El palo resbaló y poco me faltó para caer de bruces. Recobrando el equilibrio, apoyé el palo en el ángulo inferior de una rama y, después de respirar profundamente, empujé con todas mis fuerzas.

—¡Madera! —gritó Lillian otra vez.

Por fin, vi abrirse el corte, retiré la sierra y el árbol se desplomó en el sitio justo.

Lillian se sentó en el tronco y, pasándose por la frente una mano negra de brea, preguntó:

—¿Cuántos más nos hacen falta?

Yo me senté a su lado, después de dejar en el suelo la sierra de doble mango y de dos metros de largo.

—De acuerdo con mis cálculos, ése es el que hace cuarenta y cinco. —Me rasqué la cabeza y proseguí—: Contando doce para cada pared más dos para el caballete, con cincuenta debería haber bastantes. Y son hermosos los troncos. Derechos como husos, sanos, macizos y no merman en la punta, como los de muchas cabañas que he visto por ahí.

—Bueno, me alegraré cuando hayan caído todos —suspiró Lillian.

—Y yo —sonreí—. Tal vez entonces te quites ese viejo mono y vuelvas a ponerte una falda. Los monos son para los hombres, no para las mujeres, ¿no lo sabías?

—No me lo quitaré hasta que los troncos estén convertidos en paredes y tengan un tejado encima. Entonces, y sólo entonces, volveré a ponerme la falda. —Y, echándose a reír, añadió—: Debo de estar hecha una facha.

—Aparte la resina que tienes en la frente y los churretes que te han dejado en la cara los mosquitos que has logrado aplastar, no estás mal. En realidad, con resina o sin resina, con mosquitos o sin mosquitos, estás bien para mí.

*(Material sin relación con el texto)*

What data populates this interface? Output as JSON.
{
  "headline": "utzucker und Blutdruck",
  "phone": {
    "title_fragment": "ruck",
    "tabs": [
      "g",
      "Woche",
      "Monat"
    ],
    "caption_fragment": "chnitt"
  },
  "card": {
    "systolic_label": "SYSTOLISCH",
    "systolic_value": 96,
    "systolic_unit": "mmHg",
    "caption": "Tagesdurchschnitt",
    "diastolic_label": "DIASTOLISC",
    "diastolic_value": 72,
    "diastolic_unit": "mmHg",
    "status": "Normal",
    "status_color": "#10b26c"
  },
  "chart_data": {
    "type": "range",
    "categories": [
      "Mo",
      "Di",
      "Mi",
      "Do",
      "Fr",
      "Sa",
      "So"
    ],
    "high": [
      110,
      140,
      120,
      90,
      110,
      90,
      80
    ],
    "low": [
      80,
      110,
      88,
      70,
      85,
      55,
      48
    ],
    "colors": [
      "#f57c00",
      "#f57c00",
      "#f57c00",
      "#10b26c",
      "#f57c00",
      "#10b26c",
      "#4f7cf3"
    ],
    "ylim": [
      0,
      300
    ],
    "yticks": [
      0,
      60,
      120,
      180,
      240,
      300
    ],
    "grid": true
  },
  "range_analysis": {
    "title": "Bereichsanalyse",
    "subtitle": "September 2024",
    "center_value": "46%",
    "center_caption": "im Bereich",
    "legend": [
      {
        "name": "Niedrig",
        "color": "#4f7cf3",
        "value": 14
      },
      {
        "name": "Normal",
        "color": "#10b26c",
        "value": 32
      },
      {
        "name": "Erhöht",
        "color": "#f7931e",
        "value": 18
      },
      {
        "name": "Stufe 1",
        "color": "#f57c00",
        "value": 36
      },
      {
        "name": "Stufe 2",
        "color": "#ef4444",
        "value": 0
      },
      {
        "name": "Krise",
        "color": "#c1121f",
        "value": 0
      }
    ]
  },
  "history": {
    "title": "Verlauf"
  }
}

—¡Resina…! —Lillian hizo una mueca—. No creas que me guste. El hacha y la sierra están todas pringosas. No puedes sentarte en un tronco a descansar sin llenarte de ella. —De pronto, se levantó de un salto, miró alrededor y gritó—: ¡Veasy! ¿Dónde se ha metido ese chico?

—No te preocupes. —Yo había estado vigilándole—. Está al otro lado de ese tronco. Ha seguido a una ardilla hasta su escondrijo y ahora está tratando de ensanchar el agujero para meterse en él. Esto le mantendrá ocupado durante un rato.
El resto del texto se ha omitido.